Puis la rue Monte-Cristo croise la rue de Terre-Neuve. Le carré délimité par les rues de Terre-neuve, Planchat, des Haies et des Vignoles regorge de passages et d’impasses étroits avec petites maisons et jardinets, vieux ateliers et autres curiosités qui sont un témoignage vivant du vieux village de Charonne. La plupart des passages, qui sont aujourd’hui fermés par des grilles ajourées, pour assurer la tranquillité de leurs habitants, valent le coup d’œil. Les impasses sont ouvertes. Ce carré est à parcourir de long en large pour bien s’imprégner de son atmosphère campagnarde.
Après quoi, cap à l’est pour rejoindre la rue Saint-Blaise, qu’on remonte sur la gauche. Cette pittoresque rue pavée (photo ci-contre), autrefois cœur du village de Charonne, est devenue tendance avec ses petites maisons transformées en bistrots avec terrasse, en friperies et boutiques de déco.
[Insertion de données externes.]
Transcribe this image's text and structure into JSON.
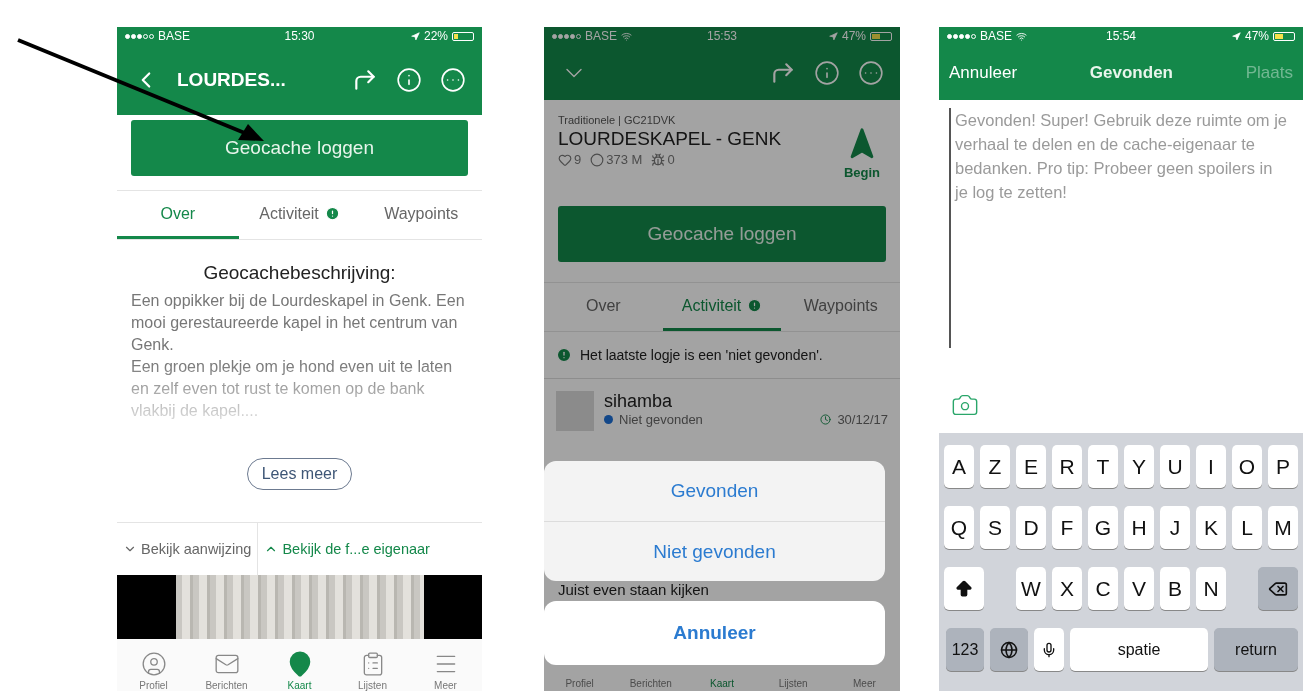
{
  "screen_1": {
    "status_bar": {
      "carrier": "BASE",
      "time": "15:30",
      "battery": "22%"
    },
    "header": {
      "title": "LOURDES..."
    },
    "log_button": "Geocache loggen",
    "tabs": [
      {
        "label": "Over",
        "selected": true,
        "alert": false
      },
      {
        "label": "Activiteit",
        "selected": false,
        "alert": true
      },
      {
        "label": "Waypoints",
        "selected": false,
        "alert": false
      }
    ],
    "description": {
      "heading": "Geocachebeschrijving:",
      "paragraphs": [
        "Een oppikker bij de Lourdeskapel in Genk. Een mooi gerestaureerde kapel in het centrum van Genk.",
        "Een groen plekje om je hond even uit te laten en zelf even tot rust te komen op de bank vlakbij de kapel...."
      ]
    },
    "read_more": "Lees meer",
    "hint_links": [
      {
        "label": "Bekijk aanwijzing",
        "expanded": false
      },
      {
        "label": "Bekijk de f...e eigenaar",
        "expanded": true
      }
    ],
    "tab_bar": [
      {
        "label": "Profiel",
        "selected": false
      },
      {
        "label": "Berichten",
        "selected": false
      },
      {
        "label": "Kaart",
        "selected": true
      },
      {
        "label": "Lijsten",
        "selected": false
      },
      {
        "label": "Meer",
        "selected": false
      }
    ]
  },
  "screen_2": {
    "status_bar": {
      "carrier": "BASE",
      "time": "15:53",
      "battery": "47%"
    },
    "cache": {
      "type_code": "Traditionele | GC21DVK",
      "name": "LOURDESKAPEL - GENK",
      "favorites": "9",
      "distance": "373 M",
      "trackables": "0",
      "start": "Begin"
    },
    "log_button": "Geocache loggen",
    "tabs": [
      {
        "label": "Over",
        "selected": false,
        "alert": false
      },
      {
        "label": "Activiteit",
        "selected": true,
        "alert": true
      },
      {
        "label": "Waypoints",
        "selected": false,
        "alert": false
      }
    ],
    "notice": "Het laatste logje is een 'niet gevonden'.",
    "log": {
      "user": "sihamba",
      "status": "Niet gevonden",
      "date": "30/12/17",
      "text": "Juist even staan kijken"
    },
    "action_sheet": {
      "options": [
        "Gevonden",
        "Niet gevonden"
      ],
      "cancel": "Annuleer"
    },
    "tab_bar": [
      {
        "label": "Profiel",
        "selected": false
      },
      {
        "label": "Berichten",
        "selected": false
      },
      {
        "label": "Kaart",
        "selected": true
      },
      {
        "label": "Lijsten",
        "selected": false
      },
      {
        "label": "Meer",
        "selected": false
      }
    ]
  },
  "screen_3": {
    "status_bar": {
      "carrier": "BASE",
      "time": "15:54",
      "battery": "47%"
    },
    "nav": {
      "cancel": "Annuleer",
      "title": "Gevonden",
      "post": "Plaats",
      "post_disabled": true
    },
    "log_field": {
      "placeholder": "Gevonden! Super! Gebruik deze ruimte om je verhaal te delen en de cache-eigenaar te bedanken. Pro tip: Probeer geen spoilers in je log te zetten!"
    },
    "keyboard": {
      "rows": [
        [
          "A",
          "Z",
          "E",
          "R",
          "T",
          "Y",
          "U",
          "I",
          "O",
          "P"
        ],
        [
          "Q",
          "S",
          "D",
          "F",
          "G",
          "H",
          "J",
          "K",
          "L",
          "M"
        ]
      ],
      "shift_row": [
        "W",
        "X",
        "C",
        "V",
        "B",
        "N"
      ],
      "numbers_key": "123",
      "space_key": "spatie",
      "return_key": "return"
    }
  }
}
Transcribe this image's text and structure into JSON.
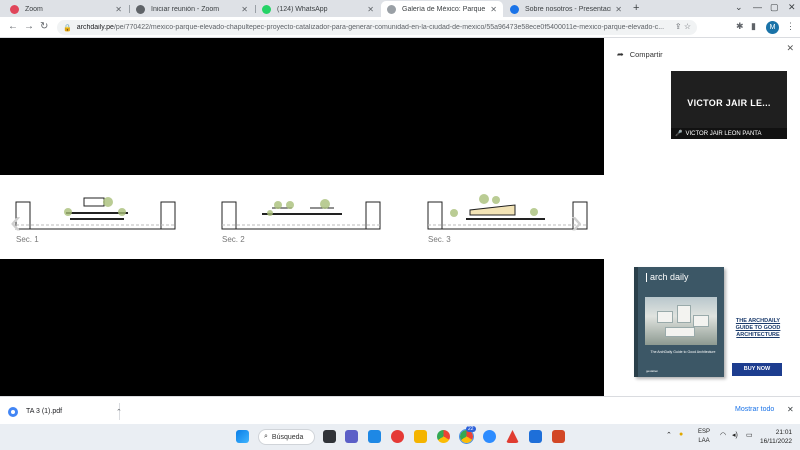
{
  "browser": {
    "tabs": [
      {
        "label": "Zoom",
        "fav_color": "#e0455a",
        "active": false
      },
      {
        "label": "Iniciar reunión - Zoom",
        "fav_color": "#5f6368",
        "active": false
      },
      {
        "label": "(124) WhatsApp",
        "fav_color": "#25d366",
        "active": false
      },
      {
        "label": "Galería de México: Parque Elevad",
        "fav_color": "#9aa0a6",
        "active": true
      },
      {
        "label": "Sobre nosotros - Presentación",
        "fav_color": "#1a73e8",
        "active": false
      }
    ],
    "url_host": "archdaily.pe",
    "url_path": "/pe/770422/mexico-parque-elevado-chapultepec-proyecto-catalizador-para-generar-comunidad-en-la-ciudad-de-mexico/55a96473e58ece0f5400011e-mexico-parque-elevado-c...",
    "profile_initial": "M"
  },
  "gallery": {
    "sections": [
      "Sec. 1",
      "Sec. 2",
      "Sec. 3"
    ]
  },
  "side": {
    "share_label": "Compartir",
    "zoom_name": "VICTOR JAIR LE...",
    "zoom_full_name": "VICTOR JAIR LEON PANTA",
    "ad": {
      "logo": "arch daily",
      "book_title": "The ArchDaily Guide to Good Architecture",
      "book_publisher": "gestalten",
      "headline": "THE ARCHDAILY GUIDE TO GOOD ARCHITECTURE",
      "buy_label": "BUY NOW"
    }
  },
  "downloads": {
    "file": "TA 3 (1).pdf",
    "show_all": "Mostrar todo"
  },
  "taskbar": {
    "search_label": "Búsqueda",
    "lang_line1": "ESP",
    "lang_line2": "LAA",
    "time": "21:01",
    "date": "16/11/2022",
    "chrome_badge": "22"
  }
}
Mais elle a toujours un côté provincial souligné par la petite église surélevée qui la domine en bout de rue, Saint-Germain-de-Charonne. Pour la petite Histoire, c’est la seule église de Paris avec Saint-Pierre de Montmartre, à être toujours flanquée de son ancien cimetière paroissial. Et c’est là que Georges Lautner a tourné la scène finale des « Tontons Flingueurs ».
Un peu plus loin, au 148 rue de Bagnolet se trouve le beau jardin Debrousse qui abrite le pavillon de l’Ermitage de style Louis XV. C’est ce qui reste de l’immense parc du château de Bagnolet, alors possession de la Duchesse d’Orléans. En continuant à remonter la rue de Bagnolet, on aboutit à la Place de la Porte de Bagnolet. Encore quelques marches à gravir rue Casel pour aboutir au bouquet final de notre promenade, la bien-nommée «Campagne à Paris» perchée sur une butte. On se croirait vraiment loin de Paris dans cet entrelac de ruelles calmes, parsemées de petites maisons aux jardins fleuris, qui dessine un décor résolument champêtre. Au printemps avec les arbres en fleurs, c’est un émerveillement ! La plupart des maisons ont été construites dans les années 1920 et l’îlot est d’autant plus attachant que la variété architecturale y est grande.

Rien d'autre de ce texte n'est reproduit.